NY Bill Seeks to Expand Health Insurance to Currently Ineligible Immigrants. What to Know

Nearly 46,000 people in New York who are currently ineligible for public health care programs due to immigration status would gain access to health insurance coverage under proposed state legislation, a report shows.

The bill is being debated as part of the state budget process, with both the Assembly and Senate including it in respective one-house budget proposals. Lawmakers and Gov. Kathy Hochul are pushing to finalize the roughly $216 billion budget by Friday.

The legislation would establish a state-funded Essential Plan for New Yorkers living at up to 200% of the federal poverty level, who are currently excluded from health insurance coverage due to immigration status, according a coalition of business and health groups supporting the bill.

“New York can step up and do the right thing,” Elisabeth Benjamin, vice president of health initiatives at Community Service Society of NY, said in a statement, addressing the legislation.

“And the price is right,” she added, noting her group estimates it would cost $345 million to expand the coverage, which is “a small fraction of New York’s health care budget.”

“No New Yorker should be denied health care because of immigration status,” said state Assemblyman Richard Gottfried, D-Manhattan, and co-sponsor of the bill.

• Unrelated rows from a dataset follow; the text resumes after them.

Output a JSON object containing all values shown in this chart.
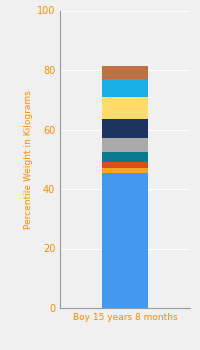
{
  "category": "Boy 15 years 8 months",
  "segments": [
    {
      "value": 45.5,
      "color": "#4499EE"
    },
    {
      "value": 1.5,
      "color": "#F5A623"
    },
    {
      "value": 2.0,
      "color": "#D94E1F"
    },
    {
      "value": 3.5,
      "color": "#0A7A8E"
    },
    {
      "value": 4.5,
      "color": "#AAAAAA"
    },
    {
      "value": 6.5,
      "color": "#1D3461"
    },
    {
      "value": 7.5,
      "color": "#FEDB6A"
    },
    {
      "value": 6.0,
      "color": "#1BB0E5"
    },
    {
      "value": 4.5,
      "color": "#C07040"
    }
  ],
  "ylabel": "Percentile Weight in Kilograms",
  "xlabel": "Boy 15 years 8 months",
  "ylim": [
    0,
    100
  ],
  "yticks": [
    0,
    20,
    40,
    60,
    80,
    100
  ],
  "background_color": "#F0F0F0",
  "grid_color": "#FFFFFF",
  "tick_color": "#FF8C00",
  "label_color": "#FF8C00",
  "bar_width": 0.35,
  "figsize": [
    2.0,
    3.5
  ],
  "dpi": 100
}
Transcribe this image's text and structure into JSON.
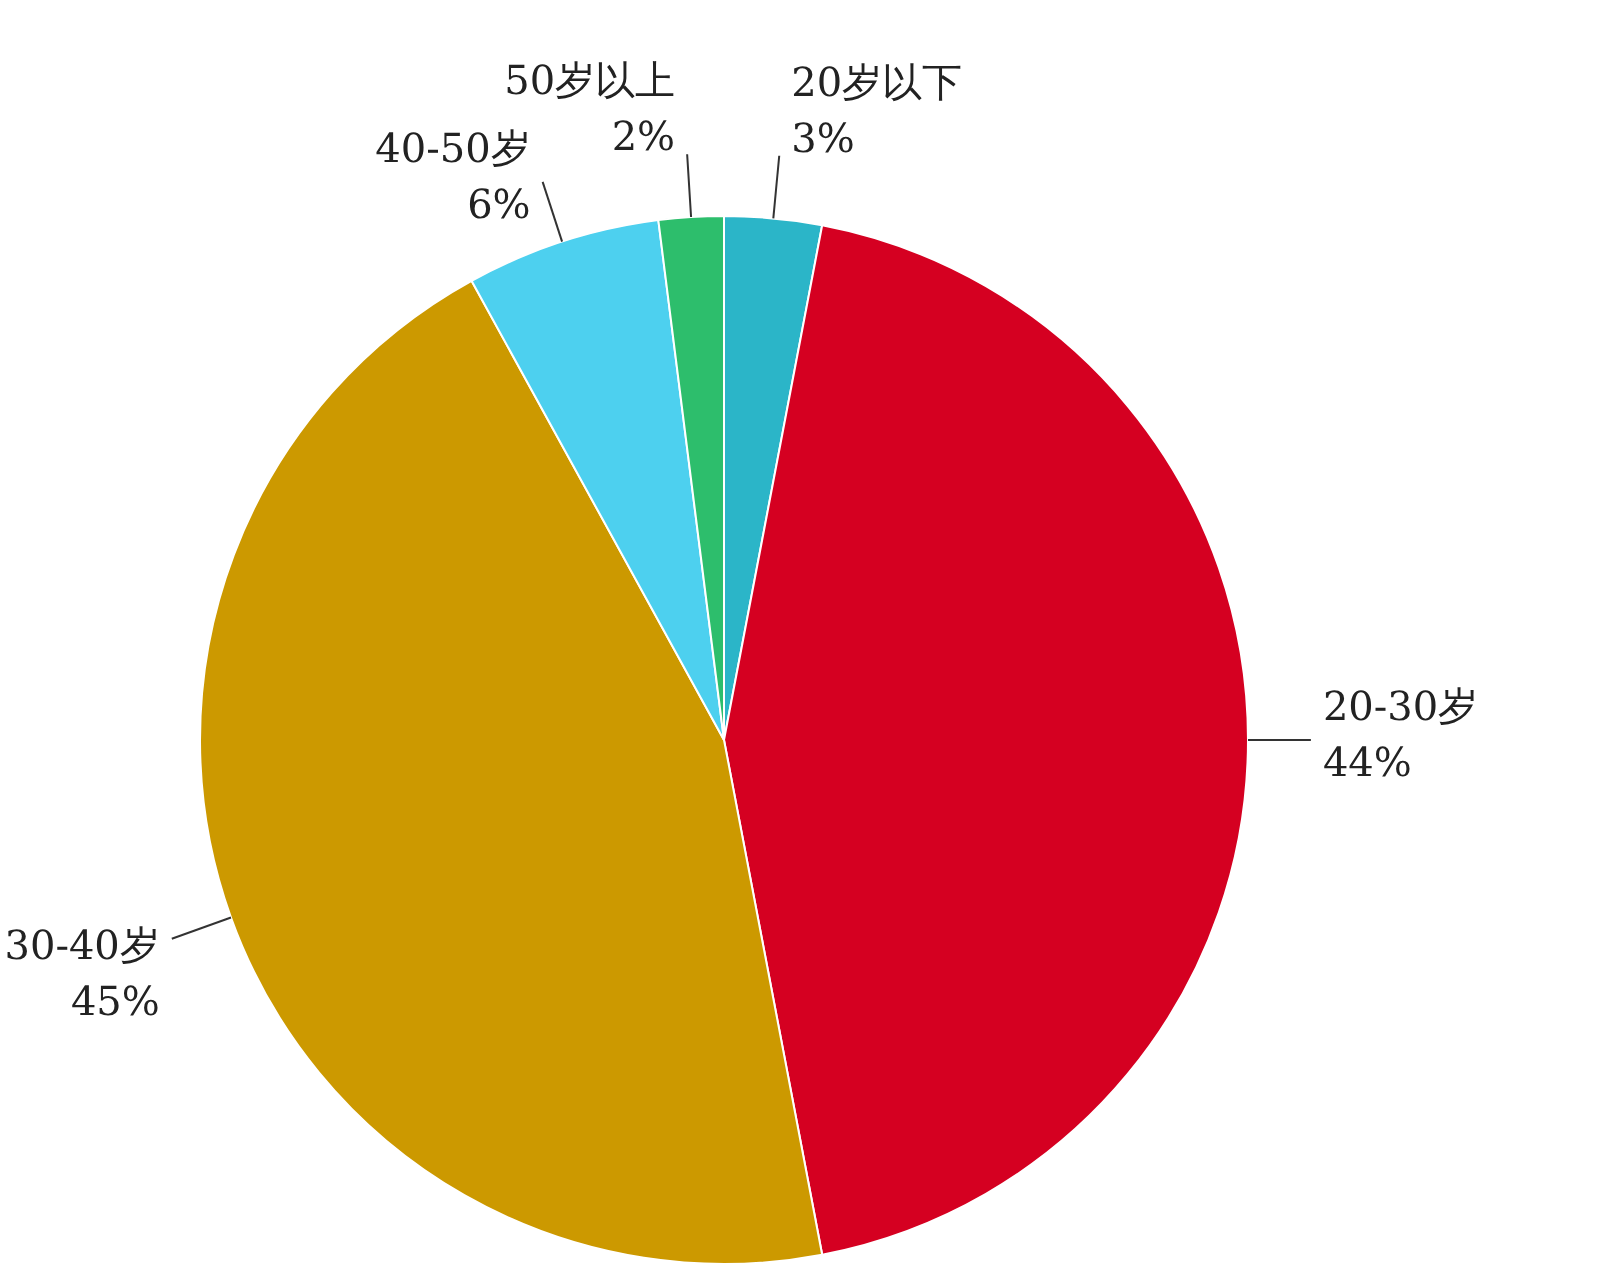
{
  "chart_data": {
    "type": "pie",
    "categories": [
      "20岁以下",
      "20-30岁",
      "30-40岁",
      "40-50岁",
      "50岁以上"
    ],
    "values": [
      3,
      44,
      45,
      6,
      2
    ],
    "colors": [
      "#2bb5c8",
      "#d50021",
      "#cc9900",
      "#4dd0ef",
      "#2dbe6c"
    ],
    "value_labels": [
      "3%",
      "44%",
      "45%",
      "6%",
      "2%"
    ]
  }
}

“New York should be a progressive leader in promoting health equity, and expanding health coverage to undocumented adults is good fiscal and moral policy,” he added.

It remains unclear if Hochul, a Democrat, will approve the bill supported by the Democrat-controlled Legislature.

Responding to questions about the legislation, Avi Small, a Hochul spokesman, said in a statement Friday the governor’s executive budget “includes bold initiatives to embrace this once-in-a-lifetime opportunity to invest in our future, and we look forward to continuing to work with the Legislature to finalize a budget that serves all New Yorkers.”

Advocates are also pushing lawmakers to support other policies and initiatives for undocumented workers, including an additional $3 billion for the Excluded Workers Fund, which provided relief for people not covered by other forms of unemployment insurance.